MIT Built an AI That Hunts for the Next CRISPR. It Found Over 600 Candidates.

The tool that gave scientists the ability to edit the human genome with precision came from bacteria. CRISPR was discovered in bacterial immune systems and repurposed into a gene therapy revolution that took decades to develop.

MIT scientists have now used AI to ask what else is hiding in those same systems, and the answer is considerably more than anyone expected.

DefensePredictor, an AI built by MIT researchers and reported by Singularity Hub in April, 2026, scans bacterial genomes for undiscovered immune defense proteins in five minutes. The same search using conventional methods takes weeks or months.

The speed difference is not incremental. It is the difference between a research program that can systematically explore the bacterial world and one that can only sample it.

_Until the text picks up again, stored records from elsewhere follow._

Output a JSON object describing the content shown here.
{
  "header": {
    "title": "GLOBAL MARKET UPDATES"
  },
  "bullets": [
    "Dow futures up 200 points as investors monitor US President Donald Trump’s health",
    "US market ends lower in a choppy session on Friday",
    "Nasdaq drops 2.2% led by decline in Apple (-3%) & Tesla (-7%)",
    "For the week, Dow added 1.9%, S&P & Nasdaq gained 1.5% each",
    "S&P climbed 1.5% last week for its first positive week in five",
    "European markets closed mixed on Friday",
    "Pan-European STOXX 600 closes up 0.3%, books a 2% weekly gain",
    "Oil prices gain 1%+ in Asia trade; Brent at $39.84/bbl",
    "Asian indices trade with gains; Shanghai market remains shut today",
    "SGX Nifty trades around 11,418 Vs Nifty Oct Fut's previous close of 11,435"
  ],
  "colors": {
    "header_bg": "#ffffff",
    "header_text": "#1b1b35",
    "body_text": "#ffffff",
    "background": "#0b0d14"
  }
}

DefensePredictor is built on ESM-2, a protein language model that learns the structure and function of proteins from sequence data alone, the same architectural approach that underlies large language models, applied to the molecular alphabet of life rather than human text.

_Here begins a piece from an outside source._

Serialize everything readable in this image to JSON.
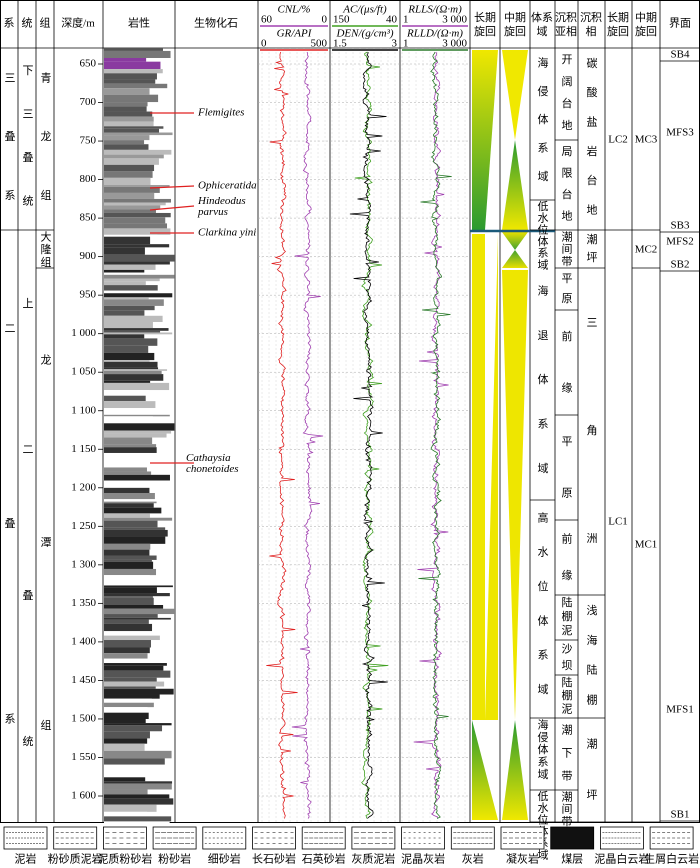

The model was trained on roughly 15,000 known antiphage proteins and 186,000 proteins unrelated to defense, drawn from approximately 17,000 microbial genomes.

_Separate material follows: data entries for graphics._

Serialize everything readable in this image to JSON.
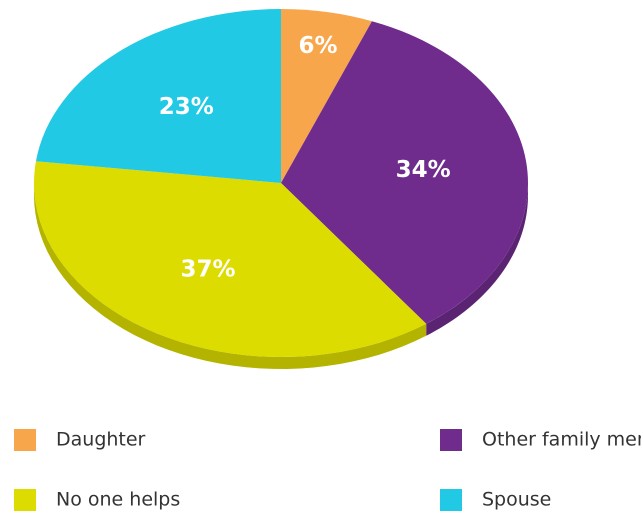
{
  "chart_data": {
    "type": "pie",
    "categories": [
      "Daughter",
      "Other family members",
      "No one helps",
      "Spouse"
    ],
    "values": [
      6,
      34,
      37,
      23
    ],
    "value_labels": [
      "6%",
      "34%",
      "37%",
      "23%"
    ],
    "colors": [
      "#f8a64b",
      "#6f2c8c",
      "#dcdc00",
      "#22c9e4"
    ],
    "legend": "bottom"
  }
}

From that training data, DefensePredictor learned general characteristics that make a protein likely to be part of a bacterial immune system. It then applied that knowledge at scale across genomes it had never seen.

Across 69 strains of E. coli, the AI identified over 600 proteins not previously linked to immune defense. More than 100 were unlike anything previously discovered.

Critically, nearly half were not clustered together in the genome the way scientists expected, they were scattered across it. That scattering is precisely why conventional detection methods had missed them.

The AI found a structural pattern that human researchers were not looking for because they did not know it existed. To validate the results, the team engineered a vulnerable E. coli strain to express candidate proteins and exposed it to two dozen aggressive phages.

Nearly 45% offered protection against at least one phage. The search was then expanded to 1,000 additional microorganisms, surfacing thousands more potential defense proteins with no known equivalent.

The same week, a Pasteur Institute team using a parallel AI approach predicted nearly 2.4 million antiphage proteins across 32,000 bacterial genomes, the vast majority previously unknown.

Both teams published independently and reached the same conclusion: the diversity of bacterial defense systems is far larger than the scientific community had mapped.

The MIT team described E. coli alone as harbouring "a much broader landscape of antiphage defense than previously realized, expanding the likely number of systems by multiple orders of magnitude."

Every new bacterial genome sequenced is potentially hiding the next CRISPR. With AI doing the searching, the wait to find it is measured in minutes, not decades.